A identificação destes quatro vectores, não anula, antes se articula com todas as outras dimensões da política económica:
- desde logo na defesa de activos produtivos do País, que hoje asseguram importantes produções estratégicas – como é o caso do leite – crescentemente postos em causa pelas políticas da UE e pelas opções do Governo;
- na valorização da base industrial existente – seja da indústria extractiva, seja transformadora – e as possibilidades de desenvolvimento que esta comporta;
- na redução da dependência do exterior da componente importada das nossas exportações, potenciando a produção não apenas de produtos finais mas também intermédios - hoje importados em cerca de 50% - para alargar e fortalecer os segmentos de valor acrescentado nacionais - nas políticas de ocupação do solo e de aproveitamento dos recursos marinhos;
- na adopção de linhas de orientação no quadro de uma transição energética gradualista e sujeita às dinâmicas e interesses do desenvolvimento e defesa da economia e produção nacionais, e não determinada ou subordinada por uma divisão europeia do trabalho conforme as agendas e estratégias da UE e das grandes potências;
- na necessária política de diversificação de relações económicas com outros Países numa base mutuamente vantajosa;
- no apoio às MPME;
- na incorporação ao serviço do desenvolvimento nacional dos avanços científicos e tecnológicos que estão em curso, designadamente, no plano da digitalização e robotização;
- no fortalecimento dos Serviços Públicos e das estruturas da Administração Pública, com a recuperação de estruturas desactivadas ou desmanteladas, nomeadamente os gabinetes de estudo e planeamento, e assumindo, sem preconceitos neoliberais, todas as potencialidades de um Estado produtor de bens e serviços;
- na política de pleno emprego apontada pela Constituição da República como desígnio nacional;
- na necessária elevação dos salários e alargamento da capacidade de consumo interno, bem como na defesa dos interesses da pequena agricultura e da pesca.

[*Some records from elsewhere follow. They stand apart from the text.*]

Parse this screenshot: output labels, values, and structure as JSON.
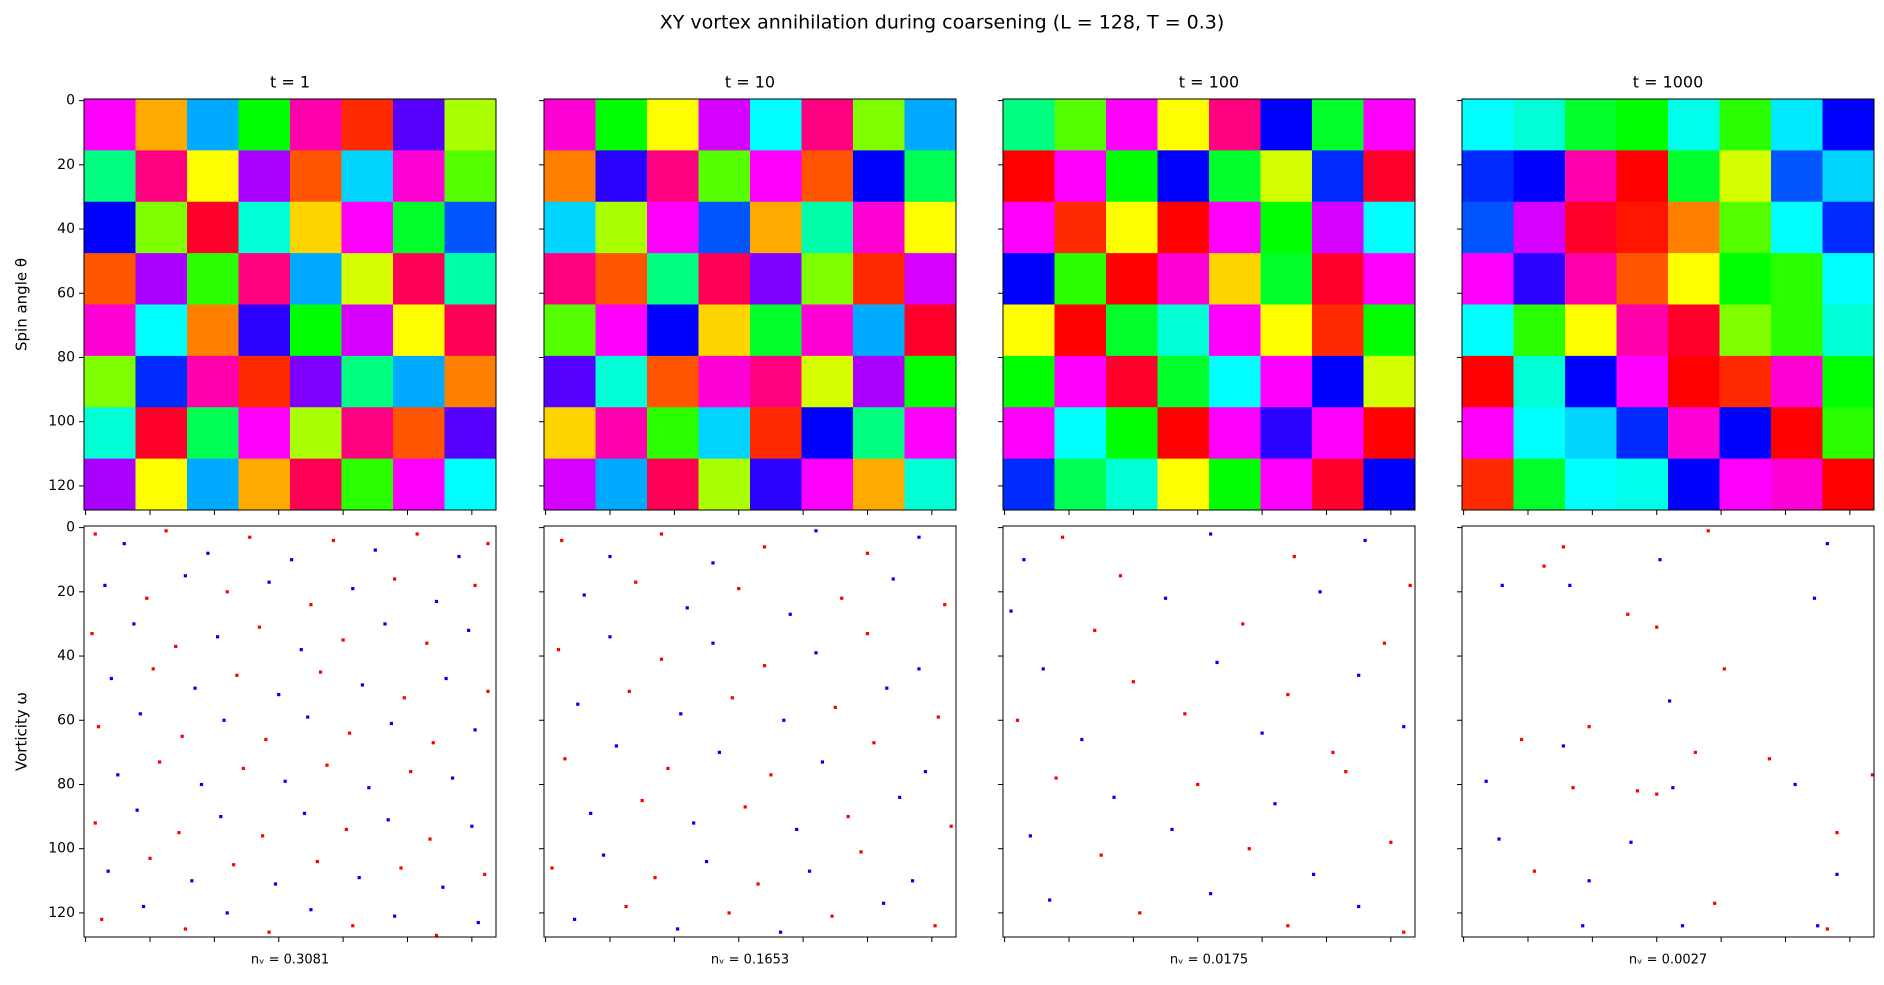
{
  "title": "XY vortex annihilation during coarsening (L = 128, T = 0.3)",
  "xlim": [
    -0.5,
    127.5
  ],
  "ylim": [
    127.5,
    -0.5
  ],
  "xticks": [
    0,
    20,
    40,
    60,
    80,
    100,
    120
  ],
  "yticks": [
    0,
    20,
    40,
    60,
    80,
    100,
    120
  ],
  "pos_color": "#ff0000",
  "neg_color": "#0000ff",
  "chart_data": [
    {
      "type": "heatmap",
      "title": "t = 1",
      "ylabel": "Spin angle θ",
      "grid": [
        [
          300,
          40,
          200,
          120,
          320,
          10,
          260,
          80
        ],
        [
          150,
          330,
          60,
          280,
          20,
          190,
          310,
          100
        ],
        [
          240,
          90,
          350,
          170,
          50,
          300,
          130,
          220
        ],
        [
          20,
          280,
          110,
          330,
          200,
          70,
          340,
          160
        ],
        [
          310,
          180,
          30,
          250,
          120,
          290,
          60,
          340
        ],
        [
          90,
          230,
          320,
          10,
          270,
          150,
          200,
          30
        ],
        [
          170,
          350,
          140,
          300,
          80,
          330,
          20,
          260
        ],
        [
          280,
          60,
          200,
          40,
          340,
          110,
          300,
          180
        ]
      ]
    },
    {
      "type": "heatmap",
      "title": "t = 10",
      "grid": [
        [
          310,
          120,
          60,
          290,
          180,
          330,
          90,
          200
        ],
        [
          30,
          250,
          330,
          100,
          300,
          20,
          240,
          140
        ],
        [
          190,
          80,
          300,
          220,
          40,
          160,
          310,
          60
        ],
        [
          330,
          20,
          150,
          340,
          270,
          90,
          10,
          290
        ],
        [
          100,
          300,
          240,
          50,
          130,
          310,
          200,
          350
        ],
        [
          260,
          170,
          20,
          310,
          330,
          70,
          280,
          120
        ],
        [
          50,
          320,
          110,
          190,
          10,
          240,
          150,
          300
        ],
        [
          290,
          200,
          340,
          80,
          250,
          300,
          40,
          170
        ]
      ]
    },
    {
      "type": "heatmap",
      "title": "t = 100",
      "grid": [
        [
          150,
          100,
          300,
          60,
          330,
          240,
          130,
          300
        ],
        [
          0,
          300,
          120,
          240,
          130,
          70,
          230,
          350
        ],
        [
          300,
          10,
          60,
          0,
          300,
          120,
          290,
          180
        ],
        [
          240,
          110,
          0,
          310,
          50,
          130,
          350,
          300
        ],
        [
          60,
          0,
          130,
          170,
          300,
          60,
          10,
          120
        ],
        [
          120,
          300,
          350,
          130,
          180,
          300,
          240,
          70
        ],
        [
          300,
          180,
          120,
          0,
          300,
          250,
          300,
          0
        ],
        [
          230,
          140,
          170,
          60,
          120,
          300,
          350,
          240
        ]
      ]
    },
    {
      "type": "heatmap",
      "title": "t = 1000",
      "grid": [
        [
          180,
          170,
          130,
          120,
          175,
          110,
          185,
          240
        ],
        [
          230,
          240,
          320,
          0,
          130,
          70,
          220,
          190
        ],
        [
          220,
          290,
          350,
          5,
          30,
          100,
          180,
          230
        ],
        [
          300,
          250,
          320,
          20,
          60,
          120,
          110,
          180
        ],
        [
          180,
          110,
          60,
          320,
          350,
          90,
          110,
          170
        ],
        [
          0,
          170,
          240,
          300,
          0,
          10,
          310,
          120
        ],
        [
          300,
          180,
          190,
          230,
          310,
          240,
          0,
          110
        ],
        [
          10,
          130,
          180,
          175,
          240,
          300,
          310,
          0
        ]
      ]
    },
    {
      "type": "vortex",
      "ylabel": "Vorticity ω",
      "xlabel": "nᵥ = 0.3081",
      "vortices": [
        [
          3,
          2,
          1
        ],
        [
          12,
          5,
          -1
        ],
        [
          25,
          1,
          1
        ],
        [
          38,
          8,
          -1
        ],
        [
          51,
          3,
          1
        ],
        [
          64,
          10,
          -1
        ],
        [
          77,
          4,
          1
        ],
        [
          90,
          7,
          -1
        ],
        [
          103,
          2,
          1
        ],
        [
          116,
          9,
          -1
        ],
        [
          125,
          5,
          1
        ],
        [
          6,
          18,
          -1
        ],
        [
          19,
          22,
          1
        ],
        [
          31,
          15,
          -1
        ],
        [
          44,
          20,
          1
        ],
        [
          57,
          17,
          -1
        ],
        [
          70,
          24,
          1
        ],
        [
          83,
          19,
          -1
        ],
        [
          96,
          16,
          1
        ],
        [
          109,
          23,
          -1
        ],
        [
          121,
          18,
          1
        ],
        [
          2,
          33,
          1
        ],
        [
          15,
          30,
          -1
        ],
        [
          28,
          37,
          1
        ],
        [
          41,
          34,
          -1
        ],
        [
          54,
          31,
          1
        ],
        [
          67,
          38,
          -1
        ],
        [
          80,
          35,
          1
        ],
        [
          93,
          30,
          -1
        ],
        [
          106,
          36,
          1
        ],
        [
          119,
          32,
          -1
        ],
        [
          8,
          47,
          -1
        ],
        [
          21,
          44,
          1
        ],
        [
          34,
          50,
          -1
        ],
        [
          47,
          46,
          1
        ],
        [
          60,
          52,
          -1
        ],
        [
          73,
          45,
          1
        ],
        [
          86,
          49,
          -1
        ],
        [
          99,
          53,
          1
        ],
        [
          112,
          47,
          -1
        ],
        [
          125,
          51,
          1
        ],
        [
          4,
          62,
          1
        ],
        [
          17,
          58,
          -1
        ],
        [
          30,
          65,
          1
        ],
        [
          43,
          60,
          -1
        ],
        [
          56,
          66,
          1
        ],
        [
          69,
          59,
          -1
        ],
        [
          82,
          64,
          1
        ],
        [
          95,
          61,
          -1
        ],
        [
          108,
          67,
          1
        ],
        [
          121,
          63,
          -1
        ],
        [
          10,
          77,
          -1
        ],
        [
          23,
          73,
          1
        ],
        [
          36,
          80,
          -1
        ],
        [
          49,
          75,
          1
        ],
        [
          62,
          79,
          -1
        ],
        [
          75,
          74,
          1
        ],
        [
          88,
          81,
          -1
        ],
        [
          101,
          76,
          1
        ],
        [
          114,
          78,
          -1
        ],
        [
          3,
          92,
          1
        ],
        [
          16,
          88,
          -1
        ],
        [
          29,
          95,
          1
        ],
        [
          42,
          90,
          -1
        ],
        [
          55,
          96,
          1
        ],
        [
          68,
          89,
          -1
        ],
        [
          81,
          94,
          1
        ],
        [
          94,
          91,
          -1
        ],
        [
          107,
          97,
          1
        ],
        [
          120,
          93,
          -1
        ],
        [
          7,
          107,
          -1
        ],
        [
          20,
          103,
          1
        ],
        [
          33,
          110,
          -1
        ],
        [
          46,
          105,
          1
        ],
        [
          59,
          111,
          -1
        ],
        [
          72,
          104,
          1
        ],
        [
          85,
          109,
          -1
        ],
        [
          98,
          106,
          1
        ],
        [
          111,
          112,
          -1
        ],
        [
          124,
          108,
          1
        ],
        [
          5,
          122,
          1
        ],
        [
          18,
          118,
          -1
        ],
        [
          31,
          125,
          1
        ],
        [
          44,
          120,
          -1
        ],
        [
          57,
          126,
          1
        ],
        [
          70,
          119,
          -1
        ],
        [
          83,
          124,
          1
        ],
        [
          96,
          121,
          -1
        ],
        [
          109,
          127,
          1
        ],
        [
          122,
          123,
          -1
        ]
      ]
    },
    {
      "type": "vortex",
      "xlabel": "nᵥ = 0.1653",
      "vortices": [
        [
          5,
          4,
          1
        ],
        [
          20,
          9,
          -1
        ],
        [
          36,
          2,
          1
        ],
        [
          52,
          11,
          -1
        ],
        [
          68,
          6,
          1
        ],
        [
          84,
          1,
          -1
        ],
        [
          100,
          8,
          1
        ],
        [
          116,
          3,
          -1
        ],
        [
          12,
          21,
          -1
        ],
        [
          28,
          17,
          1
        ],
        [
          44,
          25,
          -1
        ],
        [
          60,
          19,
          1
        ],
        [
          76,
          27,
          -1
        ],
        [
          92,
          22,
          1
        ],
        [
          108,
          16,
          -1
        ],
        [
          124,
          24,
          1
        ],
        [
          4,
          38,
          1
        ],
        [
          20,
          34,
          -1
        ],
        [
          36,
          41,
          1
        ],
        [
          52,
          36,
          -1
        ],
        [
          68,
          43,
          1
        ],
        [
          84,
          39,
          -1
        ],
        [
          100,
          33,
          1
        ],
        [
          116,
          44,
          -1
        ],
        [
          10,
          55,
          -1
        ],
        [
          26,
          51,
          1
        ],
        [
          42,
          58,
          -1
        ],
        [
          58,
          53,
          1
        ],
        [
          74,
          60,
          -1
        ],
        [
          90,
          56,
          1
        ],
        [
          106,
          50,
          -1
        ],
        [
          122,
          59,
          1
        ],
        [
          6,
          72,
          1
        ],
        [
          22,
          68,
          -1
        ],
        [
          38,
          75,
          1
        ],
        [
          54,
          70,
          -1
        ],
        [
          70,
          77,
          1
        ],
        [
          86,
          73,
          -1
        ],
        [
          102,
          67,
          1
        ],
        [
          118,
          76,
          -1
        ],
        [
          14,
          89,
          -1
        ],
        [
          30,
          85,
          1
        ],
        [
          46,
          92,
          -1
        ],
        [
          62,
          87,
          1
        ],
        [
          78,
          94,
          -1
        ],
        [
          94,
          90,
          1
        ],
        [
          110,
          84,
          -1
        ],
        [
          126,
          93,
          1
        ],
        [
          2,
          106,
          1
        ],
        [
          18,
          102,
          -1
        ],
        [
          34,
          109,
          1
        ],
        [
          50,
          104,
          -1
        ],
        [
          66,
          111,
          1
        ],
        [
          82,
          107,
          -1
        ],
        [
          98,
          101,
          1
        ],
        [
          114,
          110,
          -1
        ],
        [
          9,
          122,
          -1
        ],
        [
          25,
          118,
          1
        ],
        [
          41,
          125,
          -1
        ],
        [
          57,
          120,
          1
        ],
        [
          73,
          126,
          -1
        ],
        [
          89,
          121,
          1
        ],
        [
          105,
          117,
          -1
        ],
        [
          121,
          124,
          1
        ]
      ]
    },
    {
      "type": "vortex",
      "xlabel": "nᵥ = 0.0175",
      "vortices": [
        [
          18,
          3,
          1
        ],
        [
          6,
          10,
          -1
        ],
        [
          36,
          15,
          1
        ],
        [
          64,
          2,
          -1
        ],
        [
          90,
          9,
          1
        ],
        [
          112,
          4,
          -1
        ],
        [
          126,
          18,
          1
        ],
        [
          2,
          26,
          -1
        ],
        [
          28,
          32,
          1
        ],
        [
          50,
          22,
          -1
        ],
        [
          74,
          30,
          1
        ],
        [
          98,
          20,
          -1
        ],
        [
          118,
          36,
          1
        ],
        [
          12,
          44,
          -1
        ],
        [
          40,
          48,
          1
        ],
        [
          66,
          42,
          -1
        ],
        [
          88,
          52,
          1
        ],
        [
          110,
          46,
          -1
        ],
        [
          4,
          60,
          1
        ],
        [
          24,
          66,
          -1
        ],
        [
          56,
          58,
          1
        ],
        [
          80,
          64,
          -1
        ],
        [
          102,
          70,
          1
        ],
        [
          124,
          62,
          -1
        ],
        [
          16,
          78,
          1
        ],
        [
          34,
          84,
          -1
        ],
        [
          60,
          80,
          1
        ],
        [
          84,
          86,
          -1
        ],
        [
          106,
          76,
          1
        ],
        [
          8,
          96,
          -1
        ],
        [
          30,
          102,
          1
        ],
        [
          52,
          94,
          -1
        ],
        [
          76,
          100,
          1
        ],
        [
          96,
          108,
          -1
        ],
        [
          120,
          98,
          1
        ],
        [
          14,
          116,
          -1
        ],
        [
          42,
          120,
          1
        ],
        [
          64,
          114,
          -1
        ],
        [
          88,
          124,
          1
        ],
        [
          110,
          118,
          -1
        ],
        [
          124,
          126,
          1
        ]
      ]
    },
    {
      "type": "vortex",
      "xlabel": "nᵥ = 0.0027",
      "vortices": [
        [
          76,
          1,
          1
        ],
        [
          61,
          10,
          -1
        ],
        [
          113,
          5,
          -1
        ],
        [
          25,
          12,
          1
        ],
        [
          31,
          6,
          1
        ],
        [
          12,
          18,
          -1
        ],
        [
          33,
          18,
          -1
        ],
        [
          109,
          22,
          -1
        ],
        [
          51,
          27,
          1
        ],
        [
          60,
          31,
          1
        ],
        [
          64,
          54,
          -1
        ],
        [
          81,
          44,
          1
        ],
        [
          39,
          62,
          1
        ],
        [
          18,
          66,
          1
        ],
        [
          31,
          68,
          -1
        ],
        [
          72,
          70,
          1
        ],
        [
          95,
          72,
          1
        ],
        [
          7,
          79,
          -1
        ],
        [
          34,
          81,
          1
        ],
        [
          54,
          82,
          1
        ],
        [
          60,
          83,
          1
        ],
        [
          65,
          81,
          -1
        ],
        [
          103,
          80,
          -1
        ],
        [
          127,
          77,
          1
        ],
        [
          116,
          95,
          1
        ],
        [
          11,
          97,
          -1
        ],
        [
          52,
          98,
          -1
        ],
        [
          22,
          107,
          1
        ],
        [
          39,
          110,
          -1
        ],
        [
          116,
          108,
          -1
        ],
        [
          78,
          117,
          1
        ],
        [
          68,
          124,
          -1
        ],
        [
          37,
          124,
          -1
        ],
        [
          110,
          124,
          -1
        ],
        [
          113,
          125,
          1
        ]
      ]
    }
  ]
}
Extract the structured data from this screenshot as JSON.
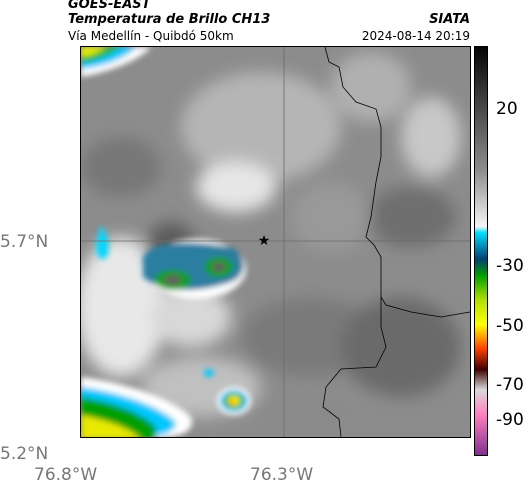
{
  "header": {
    "agency": "GOES-EAST",
    "product": "Temperatura de Brillo CH13",
    "route": "Vía Medellín - Quibdó 50km",
    "organization": "SIATA",
    "datetime": "2024-08-14 20:19"
  },
  "map": {
    "lat_ticks": [
      "5.7°N",
      "5.2°N"
    ],
    "lon_ticks": [
      "76.8°W",
      "76.3°W"
    ],
    "marker": {
      "type": "star-icon",
      "label": ""
    }
  },
  "colorbar": {
    "labels": [
      "20",
      "-30",
      "-50",
      "-70",
      "-90"
    ],
    "colors": [
      "#0a0a0a",
      "#9a9a9a",
      "#ffffff",
      "#00d8ff",
      "#00a000",
      "#ffff00",
      "#ff0000",
      "#ff00ff",
      "#d0d0d0",
      "#ff66cc"
    ]
  }
}
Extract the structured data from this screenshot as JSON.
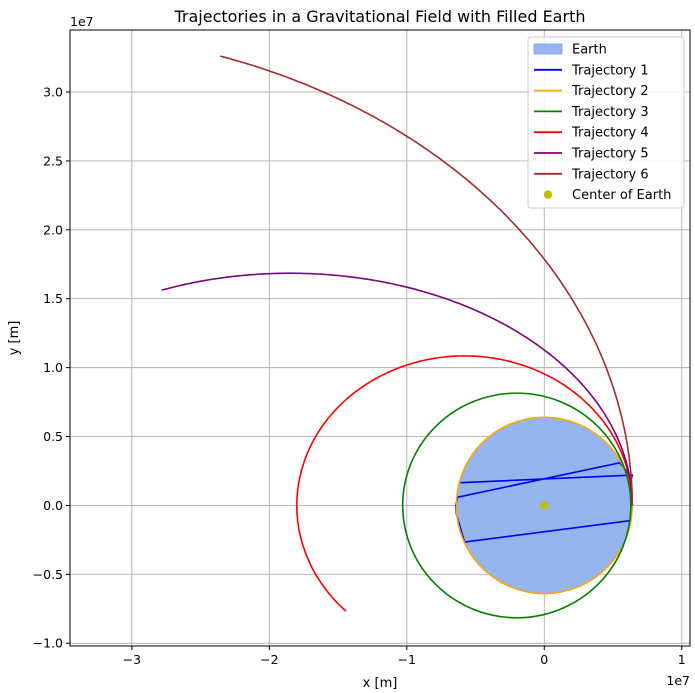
{
  "chart_data": {
    "type": "line",
    "title": "Trajectories in a Gravitational Field with Filled Earth",
    "xlabel": "x [m]",
    "ylabel": "y [m]",
    "x_offset_label": "1e7",
    "y_offset_label": "1e7",
    "xlim": [
      -34500000.0,
      10600000.0
    ],
    "ylim": [
      -10200000.0,
      34500000.0
    ],
    "x_ticks": [
      -30000000.0,
      -20000000.0,
      -10000000.0,
      0,
      10000000.0
    ],
    "x_tick_labels": [
      "−3",
      "−2",
      "−1",
      "0",
      "1"
    ],
    "y_ticks": [
      -10000000.0,
      -5000000.0,
      0,
      5000000.0,
      10000000.0,
      15000000.0,
      20000000.0,
      25000000.0,
      30000000.0
    ],
    "y_tick_labels": [
      "−1.0",
      "−0.5",
      "0.0",
      "0.5",
      "1.0",
      "1.5",
      "2.0",
      "2.5",
      "3.0"
    ],
    "grid": true,
    "legend_position": "top-right",
    "earth": {
      "name": "Earth",
      "center": [
        0,
        0
      ],
      "radius": 6400000.0,
      "fill": "#94b5f0",
      "edge": "#f5a623"
    },
    "center_marker": {
      "name": "Center of Earth",
      "x": 0,
      "y": 0,
      "color": "#bfbf00"
    },
    "series": [
      {
        "name": "Trajectory 1",
        "color": "#0000ff",
        "points": [
          [
            6400000.0,
            0
          ],
          [
            6300000.0,
            -1100000.0
          ],
          [
            -5800000.0,
            -2650000.0
          ],
          [
            -6400000.0,
            -600000.0
          ],
          [
            -6450000.0,
            0
          ],
          [
            -6300000.0,
            600000.0
          ],
          [
            5500000.0,
            3100000.0
          ],
          [
            6350000.0,
            2000000.0
          ],
          [
            6400000.0,
            2200000.0
          ],
          [
            -6100000.0,
            1650000.0
          ]
        ]
      },
      {
        "name": "Trajectory 2",
        "color": "#ffa500",
        "circle": {
          "center": [
            0,
            0
          ],
          "radius": 6400000.0
        }
      },
      {
        "name": "Trajectory 3",
        "color": "#008000",
        "ellipse": {
          "center": [
            -2000000.0,
            0
          ],
          "rx": 8300000.0,
          "ry": 8150000.0
        }
      },
      {
        "name": "Trajectory 4",
        "color": "#ff0000",
        "arc": {
          "center": [
            -5800000.0,
            0
          ],
          "rx": 12200000.0,
          "ry": 10850000.0,
          "start_deg": 0,
          "end_deg": 225
        }
      },
      {
        "name": "Trajectory 5",
        "color": "#800080",
        "arc": {
          "center": [
            -18500000.0,
            0
          ],
          "rx": 24900000.0,
          "ry": 16850000.0,
          "start_deg": 0,
          "end_deg": 112
        }
      },
      {
        "name": "Trajectory 6",
        "color": "#a52a2a",
        "arc": {
          "center": [
            -37600000.0,
            0
          ],
          "rx": 44000000.0,
          "ry": 34400000.0,
          "start_deg": 0,
          "end_deg": 71.4
        }
      }
    ]
  }
}
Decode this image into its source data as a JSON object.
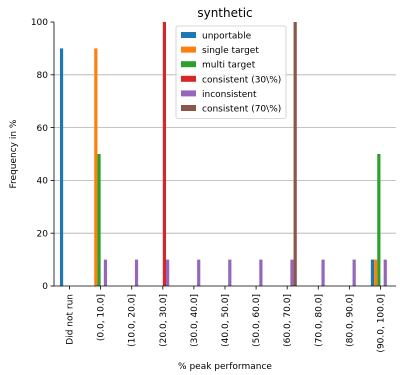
{
  "chart_data": {
    "type": "bar",
    "title": "synthetic",
    "xlabel": "% peak performance",
    "ylabel": "Frequency in %",
    "ylim": [
      0,
      100
    ],
    "yticks": [
      0,
      20,
      40,
      60,
      80,
      100
    ],
    "grid": "y",
    "legend_position": "top-center",
    "categories": [
      "Did not run",
      "(0.0, 10.0]",
      "(10.0, 20.0]",
      "(20.0, 30.0]",
      "(30.0, 40.0]",
      "(40.0, 50.0]",
      "(50.0, 60.0]",
      "(60.0, 70.0]",
      "(70.0, 80.0]",
      "(80.0, 90.0]",
      "(90.0, 100.0]"
    ],
    "series": [
      {
        "name": "unportable",
        "color": "#1f77b4",
        "values": [
          90,
          0,
          0,
          0,
          0,
          0,
          0,
          0,
          0,
          0,
          10
        ]
      },
      {
        "name": "single target",
        "color": "#ff7f0e",
        "values": [
          0,
          90,
          0,
          0,
          0,
          0,
          0,
          0,
          0,
          0,
          10
        ]
      },
      {
        "name": "multi target",
        "color": "#2ca02c",
        "values": [
          0,
          50,
          0,
          0,
          0,
          0,
          0,
          0,
          0,
          0,
          50
        ]
      },
      {
        "name": "consistent (30\\%)",
        "color": "#d62728",
        "values": [
          0,
          0,
          0,
          100,
          0,
          0,
          0,
          0,
          0,
          0,
          0
        ]
      },
      {
        "name": "inconsistent",
        "color": "#9467bd",
        "values": [
          0,
          10,
          10,
          10,
          10,
          10,
          10,
          10,
          10,
          10,
          10
        ]
      },
      {
        "name": "consistent (70\\%)",
        "color": "#8c564b",
        "values": [
          0,
          0,
          0,
          0,
          0,
          0,
          0,
          100,
          0,
          0,
          0
        ]
      }
    ]
  }
}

A proposta que hoje aqui adiantamos requer decisões políticas de sentido inverso às que têm sido impostas por sucessivos Governos. Requer também a mobilização de recursos e meios financeiros avultados que devem ser geridos com critério.
Apontamos três vias de financiamento para o investimento que pensamos ser necessário na adopção de uma política de promoção da produção nacional:
- O reforço do investimento público a partir dos recursos próprios nacionais, designadamente por via do Orçamento do Estado;
- o máximo aproveitamento, sem condicionalismos prévios, das verbas resultantes da conjugação dos Quadros Financeiros Plurianuais (o actual e o próximo) e do chamado Fundo de Recuperação (que no conjunto representam cerca de 50 mil milhões de euros segundo fontes oficiais);
- o aproveitamento das possibilidades abertas pela situação de baixas taxas de juro, mobilizando recursos para investimentos criteriosos e com retorno.
O PCP não está sozinho na luta pela produção nacional. Acompanham-nos muitos daqueles que já compreenderam que o futuro do País não se constrói desindustrializando, abandonando a terra e o mar, entregando ao capital estrangeiro aquilo que o Povo português construiu ao longo de séculos. Sabemos que esta perspectiva de defesa dos interesses nacionais enfrenta poderosos obstáculos, desde logo as opções erradas do Governo PS amarrado que está às imposições da UE, mas também daqueles que têm pressa em regressar à política de terra queimada que marcou o período dos PEC do Pacto de Agressão da Troika.
Defender o direito a produzir, é defender o direito ao emprego, a salários dignos, a um desenvolvimento que preserve o meio ambiente, é defender a soberania nacional e deixarmos de ter um País dependente do estrangeiro, dos mercados, da UE. É por esse País soberano, por esse Portugal com futuro que continuaremos a lutar.